At this point, Flannagan makes an appeal to the best explanation: the best explanation for morality is that it has been constituted by the commands of an essentially loving God. Hence, in Flannagan’s eyes, morality constitutes evidence for the existence of an essentially loving God.
Now, purported adaptationist evolutionary accounts of morality do not explain the existence of morality itself but the existence of our belief in morality. They do not explain it so much as explain it away. They do not satisfy people who want morality to be real and not merely an ineliminable delusion. Furthermore, they cannot explain why anyone would care about the fate of outsiders. Some variants declare such caring to be simply a mistake. The same variants are unscientific in that they thereby dismiss disconfirming evidence in order to avoid falsification.
The upshot is that, in this exchange, Flannagan beats Coyne and Thibodeau.
But it does not follow that the God hypothesis is the best explanation for morality. Absolutely not. The following paragraph was posted earlier as “The ‘Evidence’ for God.”
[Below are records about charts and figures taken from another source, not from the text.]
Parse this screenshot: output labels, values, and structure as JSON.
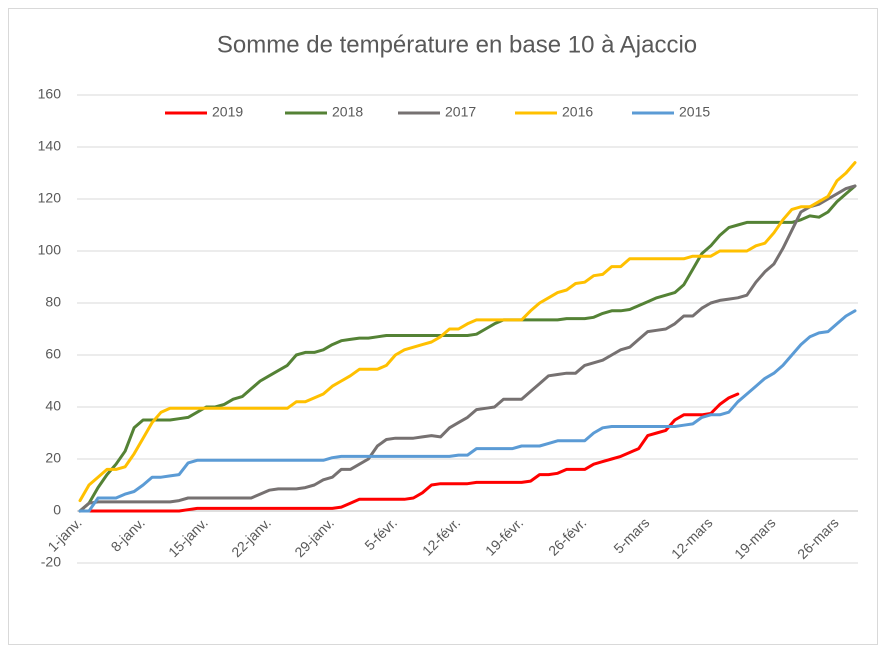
{
  "chart_data": {
    "type": "line",
    "title": "Somme de température en base 10 à Ajaccio",
    "categories": [
      "1-janv.",
      null,
      null,
      null,
      null,
      null,
      null,
      "8-janv.",
      null,
      null,
      null,
      null,
      null,
      null,
      "15-janv.",
      null,
      null,
      null,
      null,
      null,
      null,
      "22-janv.",
      null,
      null,
      null,
      null,
      null,
      null,
      "29-janv.",
      null,
      null,
      null,
      null,
      null,
      null,
      "5-févr.",
      null,
      null,
      null,
      null,
      null,
      null,
      "12-févr.",
      null,
      null,
      null,
      null,
      null,
      null,
      "19-févr.",
      null,
      null,
      null,
      null,
      null,
      null,
      "26-févr.",
      null,
      null,
      null,
      null,
      null,
      null,
      "5-mars",
      null,
      null,
      null,
      null,
      null,
      null,
      "12-mars",
      null,
      null,
      null,
      null,
      null,
      null,
      "19-mars",
      null,
      null,
      null,
      null,
      null,
      null,
      "26-mars",
      null,
      null
    ],
    "series": [
      {
        "name": "2019",
        "color": "#ff0000",
        "values": [
          0,
          0,
          0,
          0,
          0,
          0,
          0,
          0,
          0,
          0,
          0,
          0,
          0.5,
          1,
          1,
          1,
          1,
          1,
          1,
          1,
          1,
          1,
          1,
          1,
          1,
          1,
          1,
          1,
          1,
          1.5,
          3,
          4.5,
          4.5,
          4.5,
          4.5,
          4.5,
          4.5,
          5,
          7,
          10,
          10.5,
          10.5,
          10.5,
          10.5,
          11,
          11,
          11,
          11,
          11,
          11,
          11.5,
          14,
          14,
          14.5,
          16,
          16,
          16,
          18,
          19,
          20,
          21,
          22.5,
          24,
          29,
          30,
          31,
          35,
          37,
          37,
          37,
          37.5,
          41,
          43.5,
          45,
          null,
          null,
          null,
          null,
          null,
          null,
          null,
          null,
          null,
          null,
          null,
          null,
          null
        ]
      },
      {
        "name": "2018",
        "color": "#548235",
        "values": [
          0,
          3,
          9,
          14,
          18,
          23,
          32,
          35,
          35,
          35,
          35,
          35.5,
          36,
          38,
          40,
          40,
          41,
          43,
          44,
          47,
          50,
          52,
          54,
          56,
          60,
          61,
          61,
          62,
          64,
          65.5,
          66,
          66.5,
          66.5,
          67,
          67.5,
          67.5,
          67.5,
          67.5,
          67.5,
          67.5,
          67.5,
          67.5,
          67.5,
          67.5,
          68,
          70,
          72,
          73.5,
          73.5,
          73.5,
          73.5,
          73.5,
          73.5,
          73.5,
          74,
          74,
          74,
          74.5,
          76,
          77,
          77,
          77.5,
          79,
          80.5,
          82,
          83,
          84,
          87,
          93,
          99,
          102,
          106,
          109,
          110,
          111,
          111,
          111,
          111,
          111,
          111,
          112,
          113.5,
          113,
          115,
          119,
          122,
          125
        ]
      },
      {
        "name": "2017",
        "color": "#767171",
        "values": [
          0,
          3,
          3.5,
          3.5,
          3.5,
          3.5,
          3.5,
          3.5,
          3.5,
          3.5,
          3.5,
          4,
          5,
          5,
          5,
          5,
          5,
          5,
          5,
          5,
          6.5,
          8,
          8.5,
          8.5,
          8.5,
          9,
          10,
          12,
          13,
          16,
          16,
          18,
          20,
          25,
          27.5,
          28,
          28,
          28,
          28.5,
          29,
          28.5,
          32,
          34,
          36,
          39,
          39.5,
          40,
          43,
          43,
          43,
          46,
          49,
          52,
          52.5,
          53,
          53,
          56,
          57,
          58,
          60,
          62,
          63,
          66,
          69,
          69.5,
          70,
          72,
          75,
          75,
          78,
          80,
          81,
          81.5,
          82,
          83,
          88,
          92,
          95,
          101,
          108,
          115,
          117,
          118,
          120,
          122,
          124,
          125
        ]
      },
      {
        "name": "2016",
        "color": "#ffc000",
        "values": [
          4,
          10,
          13,
          16,
          16,
          17,
          22,
          28,
          34,
          38,
          39.5,
          39.5,
          39.5,
          39.5,
          39.5,
          39.5,
          39.5,
          39.5,
          39.5,
          39.5,
          39.5,
          39.5,
          39.5,
          39.5,
          42,
          42,
          43.5,
          45,
          48,
          50,
          52,
          54.5,
          54.5,
          54.5,
          56,
          60,
          62,
          63,
          64,
          65,
          67,
          70,
          70,
          72,
          73.5,
          73.5,
          73.5,
          73.5,
          73.5,
          73.5,
          77,
          80,
          82,
          84,
          85,
          87.5,
          88,
          90.5,
          91,
          94,
          94,
          97,
          97,
          97,
          97,
          97,
          97,
          97,
          98,
          98,
          98,
          100,
          100,
          100,
          100,
          102,
          103,
          107,
          112,
          116,
          117,
          117,
          119,
          121,
          127,
          130,
          134
        ]
      },
      {
        "name": "2015",
        "color": "#5b9bd5",
        "values": [
          0,
          0,
          5,
          5,
          5,
          6.5,
          7.5,
          10,
          13,
          13,
          13.5,
          14,
          18.5,
          19.5,
          19.5,
          19.5,
          19.5,
          19.5,
          19.5,
          19.5,
          19.5,
          19.5,
          19.5,
          19.5,
          19.5,
          19.5,
          19.5,
          19.5,
          20.5,
          21,
          21,
          21,
          21,
          21,
          21,
          21,
          21,
          21,
          21,
          21,
          21,
          21,
          21.5,
          21.5,
          24,
          24,
          24,
          24,
          24,
          25,
          25,
          25,
          26,
          27,
          27,
          27,
          27,
          30,
          32,
          32.5,
          32.5,
          32.5,
          32.5,
          32.5,
          32.5,
          32.5,
          32.5,
          33,
          33.5,
          36,
          37,
          37,
          38,
          42,
          45,
          48,
          51,
          53,
          56,
          60,
          64,
          67,
          68.5,
          69,
          72,
          75,
          77
        ]
      }
    ],
    "ylim": [
      -20,
      160
    ],
    "yticks": [
      -20,
      0,
      20,
      40,
      60,
      80,
      100,
      120,
      140,
      160
    ],
    "grid": true,
    "legend": "top"
  }
}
If someone purported to explain an observable phenomenon by postulating an unobservable entity that created and sustained the phenomenon but did nothing else, the “explanation” would be question-begging and therefore vacuous. It would tell us no more than that the phenomenon existed and persisted, effectively repeating the original claim in different words. Using the same unobservable entity to “explain” a larger number, a greater range, or different aspects of, observable phenomena would do nothing to improve it as an explanation. If it fails with respect to small matters, it fails with respect to great ones as well. Hypothesizing that the unobservable entity existed necessarily would not improve it as an explanation either. The ultimate destiny of such an entity is to become the traditional God of theism, the ad hoc hypothesis than which no greater can be conceived. Therefore, no observable phenomenon constitutes evidence for God.
Not only is God, in principle, an inadequate explanation for anything, but also there is a better explanation for morality, an explanation that I have set out in my book, Evolutionary Intuitionism: A Theory of the Origin and Nature of Moral Facts. (If you do not want to read the book, you can look at the summary on my website – but note that the summary is not a substitute for the book and that I am in the process of revising it.) My work has not received a great deal of attention. Maybe I am wrong. However, you cannot have a rational discussion of the issues if you ignore some of the possibilities, so my work does deserve to be part of the mix of views to be considered.
Be that as it may, evolutionary intuitionism is a better explanation for morality than God is. For one thing, it does not violate Occam’s Razor by postulating a new kind of entity. For another, it is testable. And, it passes the tests. (It is scientific in that it has empirical implications that are confirmed by observation.) Since evolutionary intuitionism is a better explanation for morality than God is, God is obviously not the best explanation for morality. Therefore, morality is not evidence for God.